Here we provide an summary of some of the important statistics for the transmission lineages. From the transmission lineage explorer it is evident that in all locations: Europe, the USA, Norway and Australia, some transmission lineages account for a disproportionate amount of the sequences observed in the locations. Yet in all locations most transmission lineages are small. Here we compare the different locations in terms of transmission lineage size distributions.
It should kept in mind that the size of transmission lineages can be similar, even though they grown in very different ways. For example: a very old, slow spreading, transmission lineage may have a similar size to a a young fast spreading
We consider the research questions (RQs):
summarize_lineages = function(Result) {
# The ten largest lineages account for this % of all observations
c1 = round(sum(Result$Lineage_sizes[1:10])/sum(Result$Lineage_sizes)*100,4)
# The % of lineages that are singletons
c2 = round(sum(Result$Lineage_sizes[Result$Lineage_sizes==1])/sum(Result$Lineage_sizes)*100,4)
return(c(c1,c2))
}
cNOR = summarize_lineages(Result_NOR)
cAUS = summarize_lineages(Result_AUS)
cEUR = summarize_lineages(Result_EUR)
cUSA = summarize_lineages(Result_USA)
mat1 = rbind(cNOR, cAUS, cEUR, cUSA)
colnames(mat1)=c("Percentage of cases explained by 10 largest TL", "Percentage of cases explained by singletons")
rownames(mat1)=c("Norway", "Australia", "Europe","USA")
knitr::kable(mat1)
Percentage of cases explained by 10 largest TL | Percentage of cases explained by singletons | |
---|---|---|
Norway | 44.3735 | 15.7193 |
Australia | 59.7821 | 7.4898 |
Europe | 71.6061 | 4.8014 |
USA | 54.5110 | 6.5346 |
First we plot the lineage size distributions on normal and log-log scale for each location.
Next we fit a powerlaw distribution using the fit_power_law function from the igraph R-package. We use the Kolmogorov-Smirnov included in the package test calculate the p-value indicating if the data if significantly different what we expect under a power law distribution with the estimated coefficient.
powerNOR = fit_power_law(x = Result_NOR$Lineage_sizes, xmin=1)
powerAUS = fit_power_law(x = Result_AUS$Lineage_sizes, xmin=1)
powerEUR = fit_power_law(x = Result_EUR$Lineage_sizes, xmin=1)

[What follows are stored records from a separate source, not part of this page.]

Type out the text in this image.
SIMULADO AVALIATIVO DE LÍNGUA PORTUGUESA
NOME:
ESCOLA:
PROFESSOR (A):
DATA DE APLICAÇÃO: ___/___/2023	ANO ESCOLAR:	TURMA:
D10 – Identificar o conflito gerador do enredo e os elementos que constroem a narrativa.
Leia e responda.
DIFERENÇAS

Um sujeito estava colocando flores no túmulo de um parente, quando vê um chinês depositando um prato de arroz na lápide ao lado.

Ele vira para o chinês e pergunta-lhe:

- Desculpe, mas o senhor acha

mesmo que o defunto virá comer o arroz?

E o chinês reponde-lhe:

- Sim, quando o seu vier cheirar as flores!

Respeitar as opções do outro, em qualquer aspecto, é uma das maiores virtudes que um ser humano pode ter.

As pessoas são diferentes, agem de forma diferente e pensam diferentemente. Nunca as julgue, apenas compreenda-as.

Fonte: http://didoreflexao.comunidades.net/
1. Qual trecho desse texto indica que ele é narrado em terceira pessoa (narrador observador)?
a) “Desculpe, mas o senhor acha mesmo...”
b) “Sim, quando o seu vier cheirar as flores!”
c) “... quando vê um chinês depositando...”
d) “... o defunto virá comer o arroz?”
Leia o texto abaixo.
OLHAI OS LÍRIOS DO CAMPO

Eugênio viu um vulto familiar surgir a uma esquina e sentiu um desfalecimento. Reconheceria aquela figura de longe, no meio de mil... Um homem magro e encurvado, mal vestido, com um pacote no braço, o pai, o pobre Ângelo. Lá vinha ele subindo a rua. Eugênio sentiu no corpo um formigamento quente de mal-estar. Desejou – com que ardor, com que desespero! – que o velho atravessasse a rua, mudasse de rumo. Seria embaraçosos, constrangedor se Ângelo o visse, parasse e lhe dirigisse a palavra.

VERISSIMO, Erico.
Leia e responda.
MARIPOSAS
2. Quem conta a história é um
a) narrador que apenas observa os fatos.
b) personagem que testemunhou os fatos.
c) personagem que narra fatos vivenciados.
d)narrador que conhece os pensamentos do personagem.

powerUSA = fit_power_law(x = Result_USA$Lineage_sizes, xmin=1)
powerMatrix = rbind(c(powerNOR$alpha,paste(powerNOR$KS.p<0.05)),
c(powerAUS$alpha,paste(powerAUS$KS.p<0.05)),
c(powerEUR$alpha,paste(powerEUR$KS.p<0.05)),
c(powerUSA$alpha,paste(powerUSA$KS.p<0.05)))
colnames(powerMatrix)=c("Power law coefficient","Reject power law distribution")
rownames(powerMatrix)=c("Norway", "Australia", "Europe","USA")
knitr::kable(powerMatrix)
Power law coefficient | Reject power law distribution | |
---|---|---|
Norway | 2.03033515380972 | FALSE |
Australia | 1.85703596214718 | FALSE |
Europe | 1.87619239534857 | FALSE |
USA | 1.79110495883469 | FALSE |
Lastly we compare the fitted power-law distributions to observed lineage size distributions by drawing the same number of transmission lineage sizes from the power law distributions 1000, and comparing the percentiles.